Revista Cultura y Ocio
Siempre vas con un adiós por delante, me dijo, mientras yo le estaba entregando mi alma en bandeja. Dame un solo día y te prometo ahorrarnos todas las despedidas, le contesté. Uno de los dos morirá antes, le dije. No fueron las palabras más adecuadas, pero sólo quería decirle que el tiempo no iba a esperarnos.
Lloré en tus premociones. Te dije que no mates el futuro por las dudas. Sé que hay agujas que se encargarán de matarnos antes. Aunque me cuesta creer en el tiempo, me gusta llevar la esperanza como última pérdida.
Dame lo cierto, me insististe. Y yo no hice más que dar un portazo, por el afán ridículo de que salieras a buscarme.
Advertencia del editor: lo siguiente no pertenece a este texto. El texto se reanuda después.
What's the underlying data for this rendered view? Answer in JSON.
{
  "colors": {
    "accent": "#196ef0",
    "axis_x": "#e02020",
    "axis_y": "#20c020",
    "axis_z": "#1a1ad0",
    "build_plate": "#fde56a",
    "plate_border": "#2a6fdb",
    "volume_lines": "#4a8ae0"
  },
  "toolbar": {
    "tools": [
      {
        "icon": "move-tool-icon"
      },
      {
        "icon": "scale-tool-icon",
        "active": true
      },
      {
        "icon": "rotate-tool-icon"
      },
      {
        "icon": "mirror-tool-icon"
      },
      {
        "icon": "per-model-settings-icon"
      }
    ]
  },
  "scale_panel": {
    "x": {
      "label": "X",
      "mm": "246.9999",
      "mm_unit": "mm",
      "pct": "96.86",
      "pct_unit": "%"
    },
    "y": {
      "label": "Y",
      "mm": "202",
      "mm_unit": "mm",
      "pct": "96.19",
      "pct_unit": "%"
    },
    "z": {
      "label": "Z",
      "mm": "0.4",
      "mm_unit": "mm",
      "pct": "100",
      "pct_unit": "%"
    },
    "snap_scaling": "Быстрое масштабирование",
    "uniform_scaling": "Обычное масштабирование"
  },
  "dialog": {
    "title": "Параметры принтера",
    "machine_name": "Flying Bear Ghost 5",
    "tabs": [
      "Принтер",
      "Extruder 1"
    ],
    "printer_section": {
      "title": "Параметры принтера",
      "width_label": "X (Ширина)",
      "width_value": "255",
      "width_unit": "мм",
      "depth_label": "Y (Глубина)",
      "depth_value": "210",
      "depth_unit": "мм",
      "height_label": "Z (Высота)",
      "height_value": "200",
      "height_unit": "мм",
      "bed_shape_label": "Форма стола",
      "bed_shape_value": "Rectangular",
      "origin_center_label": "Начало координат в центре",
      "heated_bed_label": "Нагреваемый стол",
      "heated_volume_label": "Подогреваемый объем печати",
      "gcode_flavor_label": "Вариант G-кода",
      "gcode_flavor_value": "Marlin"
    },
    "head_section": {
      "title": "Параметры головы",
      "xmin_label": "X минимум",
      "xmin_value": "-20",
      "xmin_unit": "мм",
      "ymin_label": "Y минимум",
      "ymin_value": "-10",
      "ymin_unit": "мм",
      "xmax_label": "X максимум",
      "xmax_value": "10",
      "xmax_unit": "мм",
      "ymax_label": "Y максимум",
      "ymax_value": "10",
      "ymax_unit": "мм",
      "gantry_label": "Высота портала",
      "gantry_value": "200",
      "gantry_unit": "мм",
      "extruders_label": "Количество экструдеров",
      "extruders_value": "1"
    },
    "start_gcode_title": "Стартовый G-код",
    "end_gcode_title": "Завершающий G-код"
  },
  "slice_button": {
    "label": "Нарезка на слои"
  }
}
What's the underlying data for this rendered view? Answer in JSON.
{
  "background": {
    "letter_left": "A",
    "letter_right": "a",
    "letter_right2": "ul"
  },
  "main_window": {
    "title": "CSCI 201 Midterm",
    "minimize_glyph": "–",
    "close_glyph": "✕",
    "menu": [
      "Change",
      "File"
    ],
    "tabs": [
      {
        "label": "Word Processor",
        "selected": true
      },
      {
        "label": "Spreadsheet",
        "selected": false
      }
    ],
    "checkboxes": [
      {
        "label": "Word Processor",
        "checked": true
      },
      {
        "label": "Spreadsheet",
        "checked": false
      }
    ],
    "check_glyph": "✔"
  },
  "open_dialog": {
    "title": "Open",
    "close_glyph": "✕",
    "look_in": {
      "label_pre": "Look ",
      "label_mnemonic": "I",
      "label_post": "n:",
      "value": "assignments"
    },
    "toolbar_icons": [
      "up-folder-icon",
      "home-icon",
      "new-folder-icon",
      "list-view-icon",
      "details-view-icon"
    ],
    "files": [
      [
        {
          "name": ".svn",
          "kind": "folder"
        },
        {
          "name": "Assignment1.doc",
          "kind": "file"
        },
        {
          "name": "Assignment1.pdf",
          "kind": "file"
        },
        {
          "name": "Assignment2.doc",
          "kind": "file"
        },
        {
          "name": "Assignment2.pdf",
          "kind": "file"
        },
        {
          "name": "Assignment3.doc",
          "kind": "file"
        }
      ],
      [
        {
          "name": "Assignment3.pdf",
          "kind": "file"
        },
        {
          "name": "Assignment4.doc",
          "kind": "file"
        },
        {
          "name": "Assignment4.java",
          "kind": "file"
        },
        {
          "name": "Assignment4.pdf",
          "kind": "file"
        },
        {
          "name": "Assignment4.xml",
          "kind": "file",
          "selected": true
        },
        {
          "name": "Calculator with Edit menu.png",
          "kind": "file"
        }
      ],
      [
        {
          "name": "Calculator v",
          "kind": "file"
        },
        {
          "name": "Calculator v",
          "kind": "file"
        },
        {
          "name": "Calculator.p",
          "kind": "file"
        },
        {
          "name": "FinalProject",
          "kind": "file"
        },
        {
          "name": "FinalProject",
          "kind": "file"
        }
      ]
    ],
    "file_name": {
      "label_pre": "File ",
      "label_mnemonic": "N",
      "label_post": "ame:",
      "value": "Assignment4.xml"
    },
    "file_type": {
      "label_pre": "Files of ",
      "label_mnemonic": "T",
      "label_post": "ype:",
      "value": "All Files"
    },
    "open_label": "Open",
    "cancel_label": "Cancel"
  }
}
Yo sé que un día vamos a extrañar las alegrías que no pudimos darnos. En definitiva, quemar las naves implicaba atizar la llama de los sueños que no pudimos sostener a la deriva del incendio. Para encontrarte en mis sueños tuve que abrir los ojos, y para soñarte y que lo sientas, cerrarlos. Se me enferma algo muy similar a la voluntad cuando te siento lejos. Y aunque mi alma aprendió el hiperrealista arte de esperarte, mi cuerpo es trivial.
Me leíste tu legado como explicando un cáncer. Algo que no se explica, como no se explica la noche en la ceguera. Yo te leí mis voces, tal cual letras de canciones y las canté a los gritos recordando que la muerte puede tener variaciones. Te espero en el infierno, dije. Si igual acá, ya nos estamos quemando.
Me hizo cosquillas. Me rascaste y tranquilizaste con la contestación. Me desperté de una siesta dudosa, pudiendo entender que todo siempre puede ser la jugada de una pesadilla o del insomnio. Y ya pude volver a morir en paz.